It was launched with the aim of keeping young people out of the criminal justice system by taking responsibility for their wrongdoing. 

Now, less than two years on, ‘Children First’ a progressive partnership between Prospects, part of Shaw Trust, Gloucestershire County Council (GCC), the Police and Crime Commissioner (PCC) and Gloucestershire Constabulary, has been celebrated at the highest level.

Prue Leith, writer and broadcaster presents Children First / Shaw Trust with a Commendation in the Restorative Approach category at The 2019 Howard League for Penal Reform ‘Policing the community’ conference and Community Awards 2019 at the King’s Fund in central London, UK. (Image © Andy Aitchison / Howard League)

Between January 2018 and April 2019, 309 youth restorative interventions (YRI) were given to 275 young people in Gloucestershire as a direct alternative to a criminal penalty, which may have marked them for life.

In March this year, thanks to Children First, Gloucestershire had the second biggest reduction of first time entrants into the criminal justice system in the country.

Reoffending rates for children have also continued to be significantly lower than for those in the criminal justice system, down from 44% for a youth caution to 13.5% in the first year and 9% in the year to date.

The figures represent one of the biggest reductions in youth offending in the country and resulted in a ‘commendation’ for Children First in the prestigious Howard League awards, which recognises exceptional work within the field of criminal justice.

Kate Langley, Strategic Lead for Youth Justice in Gloucestershire who also leads on the PCC’s policing priority for helping young people become responsible adults said, “We recognise that children who come into contact with the police for wrongdoing are often vulnerable themselves. For them, traditional sanctions are ineffective and can make things worse.

“Since 2018 all decisions regarding youth cautions and criminal charges have been referred to a joint decision-making panel, able to resolve most cases through a youth restorative intervention.  In other words, encouraging young people to take responsibility and make amends for their wrongdoing. This can include elements of restorative justice, where the young person may meet their victim, write a letter or undertake some work within the community to make amends for their behaviour, whilst offering them the support they need.

“But it’s not a soft option. Any young person who does not engage with the programme faces a return to the caution or criminal charge process. However, in the past year only 4% of young people given a YRI have been returned to the panel for not engaging”.
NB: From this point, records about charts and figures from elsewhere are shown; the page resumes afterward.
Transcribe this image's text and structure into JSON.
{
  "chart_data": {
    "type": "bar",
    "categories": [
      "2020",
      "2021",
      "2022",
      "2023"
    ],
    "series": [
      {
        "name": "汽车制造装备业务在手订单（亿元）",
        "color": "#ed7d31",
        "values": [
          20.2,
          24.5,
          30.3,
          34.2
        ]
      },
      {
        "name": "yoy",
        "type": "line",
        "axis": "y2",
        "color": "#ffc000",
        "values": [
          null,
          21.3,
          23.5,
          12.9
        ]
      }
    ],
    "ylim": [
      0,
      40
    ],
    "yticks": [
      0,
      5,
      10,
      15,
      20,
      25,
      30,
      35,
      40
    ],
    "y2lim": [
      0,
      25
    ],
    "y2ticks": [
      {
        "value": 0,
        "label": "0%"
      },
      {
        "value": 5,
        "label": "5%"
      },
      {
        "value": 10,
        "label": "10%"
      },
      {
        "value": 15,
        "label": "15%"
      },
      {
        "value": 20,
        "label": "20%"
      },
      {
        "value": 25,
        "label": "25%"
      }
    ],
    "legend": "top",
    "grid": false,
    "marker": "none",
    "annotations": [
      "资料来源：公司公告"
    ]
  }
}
PCC Martin Surl said, “This is a great achievement and well deserved. We know this is the right thing to do. Young people need all the help they can get to become successful adults. A mistake taken when they’re young should not affect them for the rest of their lives”.

The Howard League is the oldest penal reform charity in the UK. It was established in 1866 and continues to campaign for less crime, safer communities and fewer people in prison.